Наши мамы! В чем-то, может, мы и превзошли их: время — информативнее, мы — образованнее. Но по уму, тому уму, который складывается не из знаний, а черпает свое образование в любви, нам — мне, во всяком случае, — далеко. Жизнь была суровая, порой нестерпимо горькая, но было в ней и много светлых моментов, потому что это была жизнь.

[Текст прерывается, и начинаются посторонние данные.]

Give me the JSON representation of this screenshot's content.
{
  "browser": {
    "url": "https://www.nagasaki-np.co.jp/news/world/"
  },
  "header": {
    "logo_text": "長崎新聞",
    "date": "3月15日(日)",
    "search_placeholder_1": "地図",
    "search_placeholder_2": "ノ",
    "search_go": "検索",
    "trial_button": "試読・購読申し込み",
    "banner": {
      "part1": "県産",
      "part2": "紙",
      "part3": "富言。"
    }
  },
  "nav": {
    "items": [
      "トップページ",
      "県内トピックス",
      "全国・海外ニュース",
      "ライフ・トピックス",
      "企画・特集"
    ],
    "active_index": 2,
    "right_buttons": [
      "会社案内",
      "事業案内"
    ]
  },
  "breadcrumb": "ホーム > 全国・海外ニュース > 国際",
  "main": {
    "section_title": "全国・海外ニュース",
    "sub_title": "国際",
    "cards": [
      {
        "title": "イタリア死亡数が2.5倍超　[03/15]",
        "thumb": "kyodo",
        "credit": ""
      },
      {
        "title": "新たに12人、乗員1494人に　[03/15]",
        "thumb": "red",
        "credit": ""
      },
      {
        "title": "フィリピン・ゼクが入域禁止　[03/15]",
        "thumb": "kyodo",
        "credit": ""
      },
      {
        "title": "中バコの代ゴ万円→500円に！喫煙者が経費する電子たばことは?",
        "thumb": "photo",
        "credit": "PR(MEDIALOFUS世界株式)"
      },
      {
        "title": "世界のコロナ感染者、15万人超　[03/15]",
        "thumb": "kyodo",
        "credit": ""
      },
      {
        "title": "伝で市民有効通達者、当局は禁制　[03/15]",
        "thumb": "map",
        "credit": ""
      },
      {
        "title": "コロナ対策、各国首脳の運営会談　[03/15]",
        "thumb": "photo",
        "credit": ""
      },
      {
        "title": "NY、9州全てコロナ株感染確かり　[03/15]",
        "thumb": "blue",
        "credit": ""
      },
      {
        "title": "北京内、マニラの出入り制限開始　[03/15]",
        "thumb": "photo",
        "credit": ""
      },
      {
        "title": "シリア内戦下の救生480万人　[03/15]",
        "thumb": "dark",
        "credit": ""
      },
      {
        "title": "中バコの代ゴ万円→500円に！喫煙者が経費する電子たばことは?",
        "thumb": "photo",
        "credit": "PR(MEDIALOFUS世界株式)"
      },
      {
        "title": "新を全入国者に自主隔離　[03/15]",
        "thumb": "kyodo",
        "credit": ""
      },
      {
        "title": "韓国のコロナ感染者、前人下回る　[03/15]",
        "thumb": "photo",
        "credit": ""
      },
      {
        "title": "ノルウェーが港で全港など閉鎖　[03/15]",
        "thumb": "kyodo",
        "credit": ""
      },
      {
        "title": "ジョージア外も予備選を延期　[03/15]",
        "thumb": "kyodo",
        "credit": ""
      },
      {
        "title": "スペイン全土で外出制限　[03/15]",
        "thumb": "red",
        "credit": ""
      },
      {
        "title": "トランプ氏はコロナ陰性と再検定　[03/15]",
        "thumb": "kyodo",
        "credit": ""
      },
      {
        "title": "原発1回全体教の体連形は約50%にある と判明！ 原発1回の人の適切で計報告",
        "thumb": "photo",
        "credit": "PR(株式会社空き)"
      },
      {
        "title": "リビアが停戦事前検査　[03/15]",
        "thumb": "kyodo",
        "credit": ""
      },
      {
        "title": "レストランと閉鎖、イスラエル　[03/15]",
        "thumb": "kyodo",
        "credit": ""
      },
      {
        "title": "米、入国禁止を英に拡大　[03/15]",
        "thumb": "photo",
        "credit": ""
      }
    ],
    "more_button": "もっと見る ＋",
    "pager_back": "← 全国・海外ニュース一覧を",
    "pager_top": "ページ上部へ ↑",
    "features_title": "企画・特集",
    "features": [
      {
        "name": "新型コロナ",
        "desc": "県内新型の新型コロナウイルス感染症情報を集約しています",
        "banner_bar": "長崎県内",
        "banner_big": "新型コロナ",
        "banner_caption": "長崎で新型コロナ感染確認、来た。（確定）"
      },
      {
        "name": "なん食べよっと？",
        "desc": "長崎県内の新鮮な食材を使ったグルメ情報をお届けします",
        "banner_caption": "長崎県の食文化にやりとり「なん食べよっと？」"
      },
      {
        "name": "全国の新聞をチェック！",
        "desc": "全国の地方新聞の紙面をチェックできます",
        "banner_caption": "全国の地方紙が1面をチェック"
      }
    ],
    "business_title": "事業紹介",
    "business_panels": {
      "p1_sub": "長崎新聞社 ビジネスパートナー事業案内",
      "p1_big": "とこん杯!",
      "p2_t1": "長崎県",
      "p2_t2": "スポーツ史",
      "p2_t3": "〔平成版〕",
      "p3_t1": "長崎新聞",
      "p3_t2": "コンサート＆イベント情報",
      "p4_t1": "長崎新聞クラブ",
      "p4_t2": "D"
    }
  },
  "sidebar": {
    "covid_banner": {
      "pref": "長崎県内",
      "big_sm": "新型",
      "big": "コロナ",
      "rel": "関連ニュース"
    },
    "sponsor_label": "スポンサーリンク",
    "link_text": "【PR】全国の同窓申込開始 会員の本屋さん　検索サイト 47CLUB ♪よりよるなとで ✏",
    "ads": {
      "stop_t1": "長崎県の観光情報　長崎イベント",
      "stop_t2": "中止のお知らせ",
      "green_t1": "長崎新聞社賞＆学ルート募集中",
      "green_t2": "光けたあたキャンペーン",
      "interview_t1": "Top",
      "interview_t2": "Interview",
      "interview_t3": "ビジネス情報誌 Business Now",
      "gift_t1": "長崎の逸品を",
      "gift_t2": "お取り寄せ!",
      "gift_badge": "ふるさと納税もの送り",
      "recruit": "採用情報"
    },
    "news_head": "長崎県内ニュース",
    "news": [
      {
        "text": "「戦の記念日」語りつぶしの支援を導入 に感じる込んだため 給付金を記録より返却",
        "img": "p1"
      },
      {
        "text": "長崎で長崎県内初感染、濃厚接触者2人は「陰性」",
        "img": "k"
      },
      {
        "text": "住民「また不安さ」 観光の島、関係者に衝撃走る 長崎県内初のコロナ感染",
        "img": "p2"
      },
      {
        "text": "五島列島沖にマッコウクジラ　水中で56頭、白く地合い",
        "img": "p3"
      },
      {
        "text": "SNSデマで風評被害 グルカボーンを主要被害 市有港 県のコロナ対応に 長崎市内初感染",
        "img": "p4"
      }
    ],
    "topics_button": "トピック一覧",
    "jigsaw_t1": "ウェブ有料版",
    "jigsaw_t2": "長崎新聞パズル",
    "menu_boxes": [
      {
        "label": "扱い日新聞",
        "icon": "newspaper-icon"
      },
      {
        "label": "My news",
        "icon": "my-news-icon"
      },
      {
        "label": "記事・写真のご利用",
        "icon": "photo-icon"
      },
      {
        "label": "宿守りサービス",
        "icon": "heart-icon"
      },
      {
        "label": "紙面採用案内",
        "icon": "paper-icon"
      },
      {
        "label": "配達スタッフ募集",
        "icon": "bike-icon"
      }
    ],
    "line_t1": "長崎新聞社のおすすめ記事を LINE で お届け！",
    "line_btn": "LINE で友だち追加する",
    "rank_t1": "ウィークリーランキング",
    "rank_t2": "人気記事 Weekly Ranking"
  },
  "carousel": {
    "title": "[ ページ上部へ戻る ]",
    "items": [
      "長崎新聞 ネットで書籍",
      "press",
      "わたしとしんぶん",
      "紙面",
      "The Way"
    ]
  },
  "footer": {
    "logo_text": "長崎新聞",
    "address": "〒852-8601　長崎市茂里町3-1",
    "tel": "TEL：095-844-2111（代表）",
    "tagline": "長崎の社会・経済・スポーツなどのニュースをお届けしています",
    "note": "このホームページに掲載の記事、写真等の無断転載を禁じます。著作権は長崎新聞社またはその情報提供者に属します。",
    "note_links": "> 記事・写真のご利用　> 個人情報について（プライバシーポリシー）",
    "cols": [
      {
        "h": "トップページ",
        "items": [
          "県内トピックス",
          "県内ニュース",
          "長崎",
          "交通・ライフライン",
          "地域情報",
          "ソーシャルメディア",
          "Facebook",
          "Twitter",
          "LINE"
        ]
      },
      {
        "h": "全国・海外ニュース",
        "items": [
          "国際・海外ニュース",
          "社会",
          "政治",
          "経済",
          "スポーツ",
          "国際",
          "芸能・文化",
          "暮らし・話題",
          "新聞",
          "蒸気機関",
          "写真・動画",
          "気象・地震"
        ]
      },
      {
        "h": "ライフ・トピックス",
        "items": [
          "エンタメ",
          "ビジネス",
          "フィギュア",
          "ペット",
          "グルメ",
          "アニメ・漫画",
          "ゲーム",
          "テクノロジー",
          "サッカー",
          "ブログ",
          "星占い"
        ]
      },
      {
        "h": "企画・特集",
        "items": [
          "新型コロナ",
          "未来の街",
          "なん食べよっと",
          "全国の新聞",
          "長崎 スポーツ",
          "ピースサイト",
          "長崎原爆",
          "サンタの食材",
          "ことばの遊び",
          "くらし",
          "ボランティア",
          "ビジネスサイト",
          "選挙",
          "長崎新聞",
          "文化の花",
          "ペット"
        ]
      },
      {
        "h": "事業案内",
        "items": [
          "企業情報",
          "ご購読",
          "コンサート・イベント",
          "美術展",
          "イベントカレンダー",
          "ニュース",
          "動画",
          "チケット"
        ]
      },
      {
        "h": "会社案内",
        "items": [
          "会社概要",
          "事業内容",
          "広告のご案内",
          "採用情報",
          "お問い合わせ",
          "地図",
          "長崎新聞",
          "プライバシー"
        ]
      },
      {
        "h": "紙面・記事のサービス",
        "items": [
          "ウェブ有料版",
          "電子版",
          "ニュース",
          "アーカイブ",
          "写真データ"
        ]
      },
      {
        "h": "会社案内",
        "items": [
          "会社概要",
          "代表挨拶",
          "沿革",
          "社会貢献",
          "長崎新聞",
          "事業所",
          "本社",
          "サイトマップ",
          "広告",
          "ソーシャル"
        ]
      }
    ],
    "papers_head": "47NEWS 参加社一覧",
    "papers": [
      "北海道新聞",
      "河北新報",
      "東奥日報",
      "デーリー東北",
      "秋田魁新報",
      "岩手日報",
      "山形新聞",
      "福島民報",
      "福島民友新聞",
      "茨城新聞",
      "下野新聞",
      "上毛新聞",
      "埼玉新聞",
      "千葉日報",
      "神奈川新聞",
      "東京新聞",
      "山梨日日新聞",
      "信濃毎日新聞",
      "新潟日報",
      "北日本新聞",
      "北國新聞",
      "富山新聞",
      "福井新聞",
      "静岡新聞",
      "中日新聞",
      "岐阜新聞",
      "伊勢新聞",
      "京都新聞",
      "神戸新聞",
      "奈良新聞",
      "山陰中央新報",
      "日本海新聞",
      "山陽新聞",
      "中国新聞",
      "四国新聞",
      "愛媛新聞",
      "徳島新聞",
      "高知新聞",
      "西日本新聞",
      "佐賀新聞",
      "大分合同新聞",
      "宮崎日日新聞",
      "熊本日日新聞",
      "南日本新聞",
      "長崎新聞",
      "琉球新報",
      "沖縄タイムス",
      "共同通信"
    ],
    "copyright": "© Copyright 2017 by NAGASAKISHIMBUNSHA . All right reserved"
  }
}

Однажды я возвращалась домой из какой-то деревни. Кажется, ходила туда за молоком. В село надо было идти через молодую березовую рощу. Редкие кудрявые деревца с желтеющими, листьями, под ногами сухая пожухшая трава с хрусткими веточками… Солнце клонилось к горизонту, просвечивая весь лес насквозь так, что в нем не могла спрятаться ни одна ягода — будь то прозрачная костяника или шероховатая, сладкая даже на вид земляника. Поблескивали шляпки сыроежек — синие, желтые, красные. Светились золотые нити паутинок, перерезая весь лес. Была при этом такая тишина, что казалось, золотые нити эти постепенно окутывают, превращая в кокон и этот застывший в своей красоте лес, и эту тишину, и меня в нем, — закутывают, обволакивают на веки вечные… Было в этой красоте одновременно и земное и небесное. На глаза наворачивались слезы восхищенной радости…

Навсегда мне запомнилось то мое состояние. Изредка посещало оно меня в мою последующую жизнь. Но никогда не было оно так свято и светло.

Был со мной и странный, необычный случай, о котором тоже хочется рассказать.

Однажды зимой мама — наверное, по карточке, а впрочем, не знаю как — купила водку. Водку сменяла на шерсть, чтобы отдать скатать мне валенки. Выйдя впервые в обнове, я так обрадовалась их уютному теплу! До того я настылась в ветхих дырявых валенках!

Теперь я могла ходить, куда мне вздумается. И в первый же погожий день пошла за дом, на огород, к реке. Весенний снег окреп, плотно сев на землю. Я пошла по насту. Большое поле, чистое окрест, ни одной души, ни одного звука вокруг. Неимоверная тишина.

По твердому сухому насту я дошла до реки. Села на снег на край невысокого обрыва. Сидела, о чем-то думала. Потом обратила взимание, что над рекой стена обрыва вся в тончайших льдинках: лед на реке, оседая, постепенно обламывался и оставлял тонкие прозрачные пластинки. Рядов так десять-пятнадцать.

Я провела по этим пластинкам рукой, как бы соединяя их. И тут… не знаю, как убедить, поверит ли мне кто, — я вдруг в безукоризненной тишине воздуха услышала очень тихие и в то же время отчетливые звуки множества радиостанций. Словно ледяные пластинки на какой-то момент преобразили воздух, насыщенный радиоволнами в звук. Я услышала одновременно и какую-то песню, и какую-то музыку, и речь — русскую и нерусскую, и женский голос, и мужской. Словом, как если бы включили приемник и стали ловить станции, но не последовательно, а сразу одномоментно штук пять-шесть.

Длилось это всего какое-то мгновение. Но мир снова повернулся ко мне своей новой потрясающей ум гранью.

У Кати, нашей хозяйки, была трахома не трахома, но что-то вроде этого. Вскоре и у нас троих заболели глаза. Появились пузырьки на внутренней стороне век. Они мешали, раздражали.